As debates over copyright and fair use continue to rage across the world, OpenAI is aiming for a model in its latest release that would inquire as to whether or not you would mind sharing your content without credit or links.

Their approval is based on assumptions, but the important thing is that a solution is available. Prior to moving on, keep in mind that disabling GPTBot web crawling may affect your traffic, especially from Bing Chat.

We are not sure but this impact is possible and we will keep you updated if it’s really happening. Still, we’re pleased that publishers have this choice. The following procedures will stop GPTBot from accessing your website and training its models with your content:

Update Your Robots.txt File

Making changes to your website’s robots.txt file is the initial step in disabling GPTBot web crawling. The robots.txt file specifies which sections of your site are accessible to web crawlers like GPTBot and which sections are off-limits.

To completely block GPTBot’s access to your website, add the following commands to your robot.txt file:

User-agent: GPTBot

Disallow: /

You can modify this to partially block the crawling to suit your needs; 

User-agent: GPTBot
Allow: /directory-1/
Disallow: /directory-2/

The code shown above is only an example. The names of your directories or the places that GBTBot cannot access can be different. If you own an online store, you might wish to restrict GBTBot’s access to your products but let it crawl your content.

Save and Upload

Make any required edits to robots.txt, then save and publish the file to your website’s root directory. This will make sure that GPTBot learns your preferred methods of access and modifies its crawling actions appropriately.

Check Your Modifications

You can utilize online tools and services that examine your website’s robots.txt file to verify that GPTBot is following your access preferences. Make sure your changes are updated so GPTBot cannot access your website anymore.

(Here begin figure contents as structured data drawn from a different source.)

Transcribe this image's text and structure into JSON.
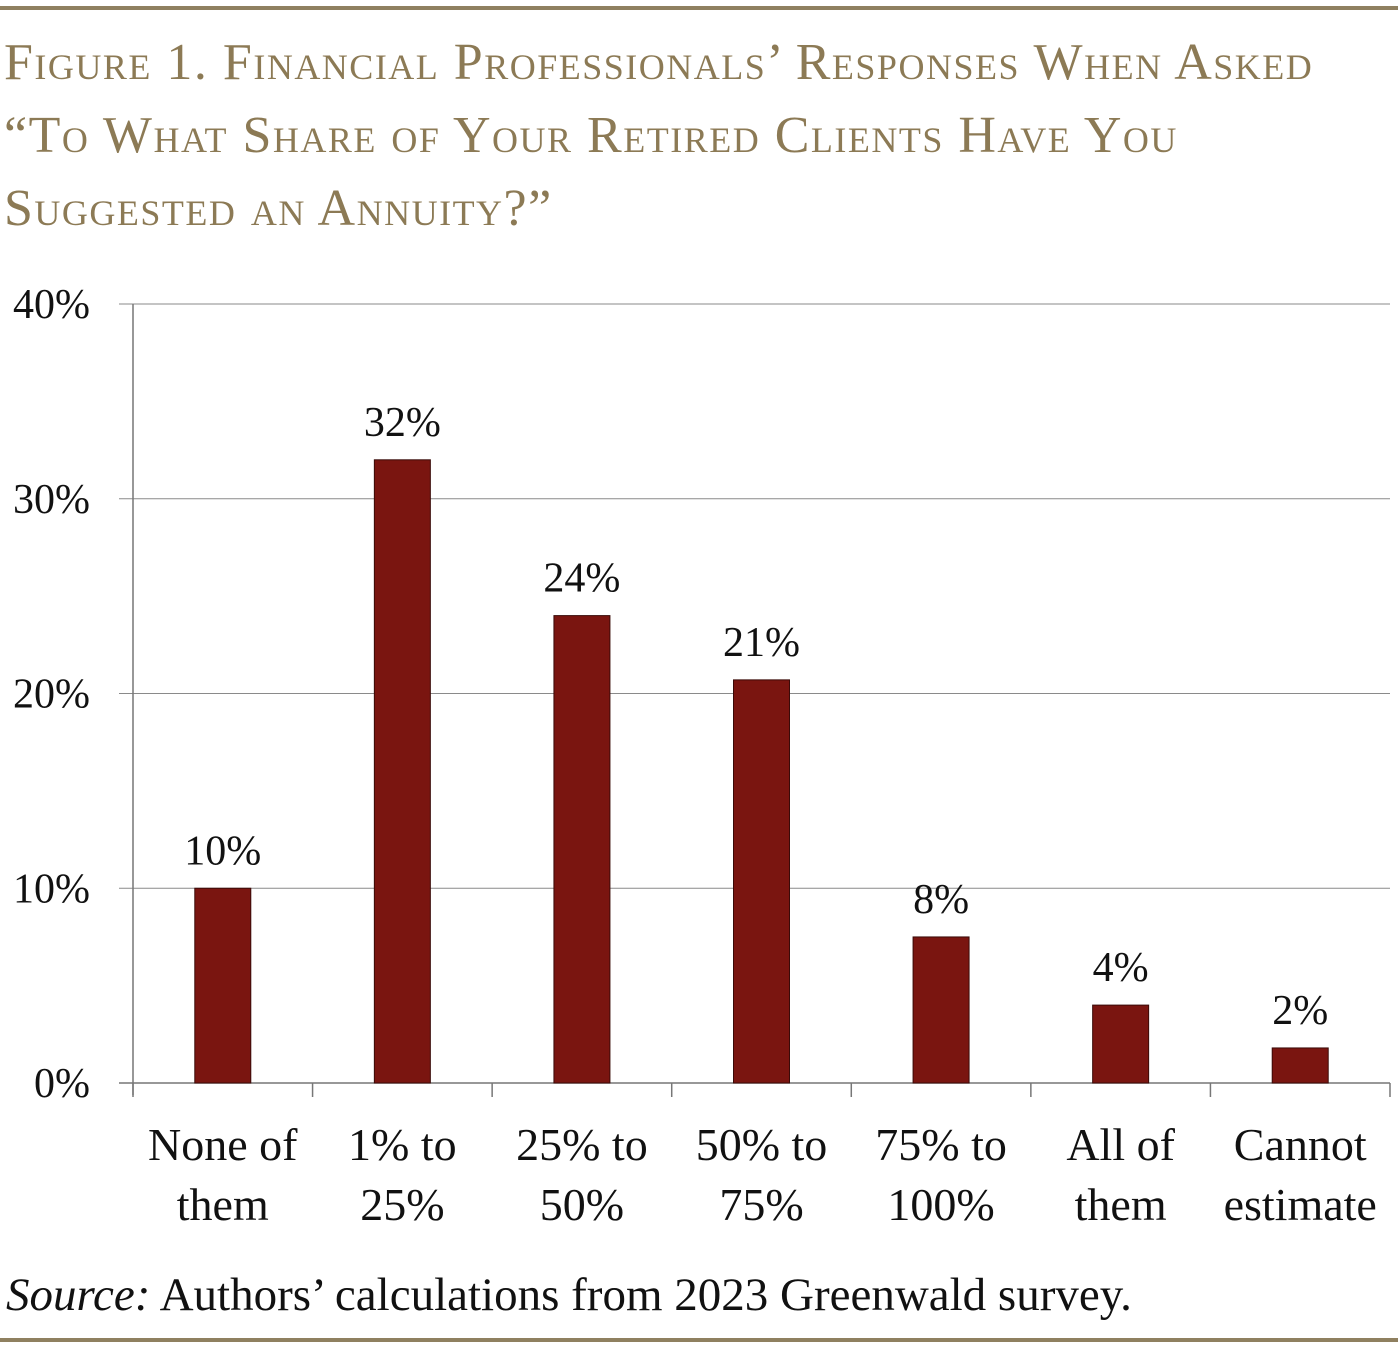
{
  "title": "Figure 1. Financial Professionals’ Responses When Asked “To What Share of Your Retired Clients Have You Suggested an Annuity?”",
  "source_label": "Source:",
  "source_text": " Authors’ calculations from 2023 Greenwald survey.",
  "colors": {
    "bar": "#7a1510",
    "title": "#8c7a55",
    "rule": "#8f8060",
    "grid": "#8a8a8a"
  },
  "chart_data": {
    "type": "bar",
    "title": "Financial Professionals’ Responses When Asked “To What Share of Your Retired Clients Have You Suggested an Annuity?”",
    "xlabel": "",
    "ylabel": "",
    "ylim": [
      0,
      40
    ],
    "yticks": [
      0,
      10,
      20,
      30,
      40
    ],
    "ytick_labels": [
      "0%",
      "10%",
      "20%",
      "30%",
      "40%"
    ],
    "grid": true,
    "categories": [
      [
        "None of",
        "them"
      ],
      [
        "1% to",
        "25%"
      ],
      [
        "25% to",
        "50%"
      ],
      [
        "50% to",
        "75%"
      ],
      [
        "75% to",
        "100%"
      ],
      [
        "All of",
        "them"
      ],
      [
        "Cannot",
        "estimate"
      ]
    ],
    "values": [
      10.0,
      32.0,
      24.0,
      20.7,
      7.5,
      4.0,
      1.8
    ],
    "data_labels": [
      "10%",
      "32%",
      "24%",
      "21%",
      "8%",
      "4%",
      "2%"
    ]
  }
}
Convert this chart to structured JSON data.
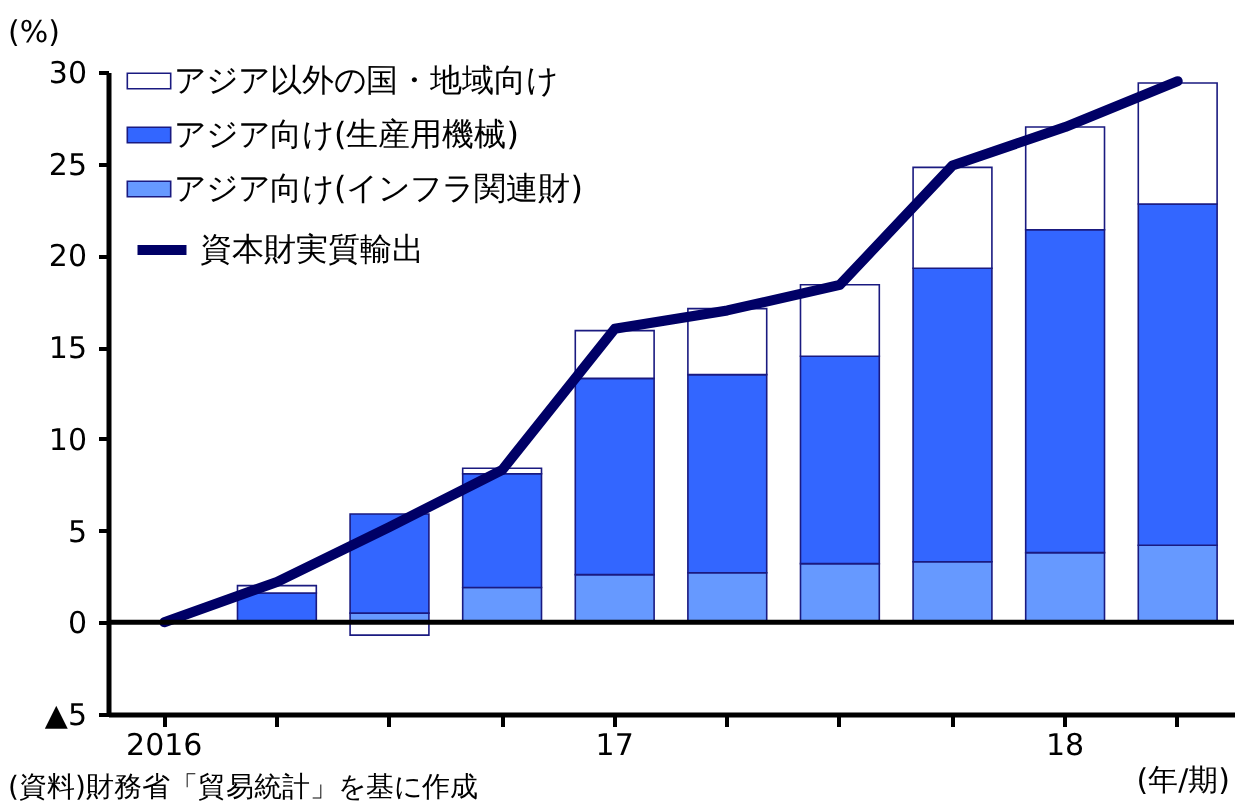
{
  "chart_data": {
    "type": "bar",
    "stacked": true,
    "categories": [
      "2016",
      null,
      null,
      null,
      "17",
      null,
      null,
      null,
      "18",
      null
    ],
    "ylabel": "(%)",
    "xlabel": "(年/期)",
    "annotations": [
      "(資料)財務省「貿易統計」を基に作成"
    ],
    "ylim": [
      -5,
      30
    ],
    "yticks": [
      {
        "value": -5,
        "label": "▲5"
      },
      0,
      5,
      10,
      15,
      20,
      25,
      30
    ],
    "legend": "top left",
    "ref_lines": [
      {
        "axis": "y",
        "value": 0,
        "color": "#000000"
      }
    ],
    "series": [
      {
        "name": "アジア向け(インフラ関連財)",
        "color": "#6699ff",
        "values": [
          null,
          null,
          0.5,
          1.9,
          2.6,
          2.7,
          3.2,
          3.3,
          3.8,
          4.2
        ]
      },
      {
        "name": "アジア向け(生産用機械)",
        "color": "#3366ff",
        "values": [
          null,
          1.6,
          5.4,
          6.2,
          10.7,
          10.8,
          11.3,
          16.0,
          17.6,
          18.6
        ]
      },
      {
        "name": "アジア以外の国・地域向け",
        "color": "#ffffff",
        "values": [
          null,
          0.4,
          -0.7,
          0.3,
          2.6,
          3.6,
          3.9,
          5.5,
          5.6,
          6.6
        ]
      },
      {
        "name": "資本財実質輸出",
        "type": "line",
        "color": "#000066",
        "values": [
          0,
          2.2,
          5.2,
          8.3,
          16.0,
          17.0,
          18.4,
          24.9,
          27.0,
          29.5
        ]
      }
    ]
  }
}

Gaining Control Over Your Content

Can you make these modifications without the help of your site’s administrator or host? Very possibly. Perhaps you’re competent enough to handle this on your own. This is not something that our support can help you with, but we are sure that by following these steps you or your developer can surely make the changes to protect your content.

AI has been around for some time. It will persist for the foreseeable future. You can be confident that we are actively participating in discussions and collaborating with other prominent figures in the industry to stand by you, our publishers, as the AI, copyright, and data usage issue continues to heat up.

We’re keeping an eye out for ways to assist safeguard your content. Your material will always be yours, and we’re dedicated to making that happen.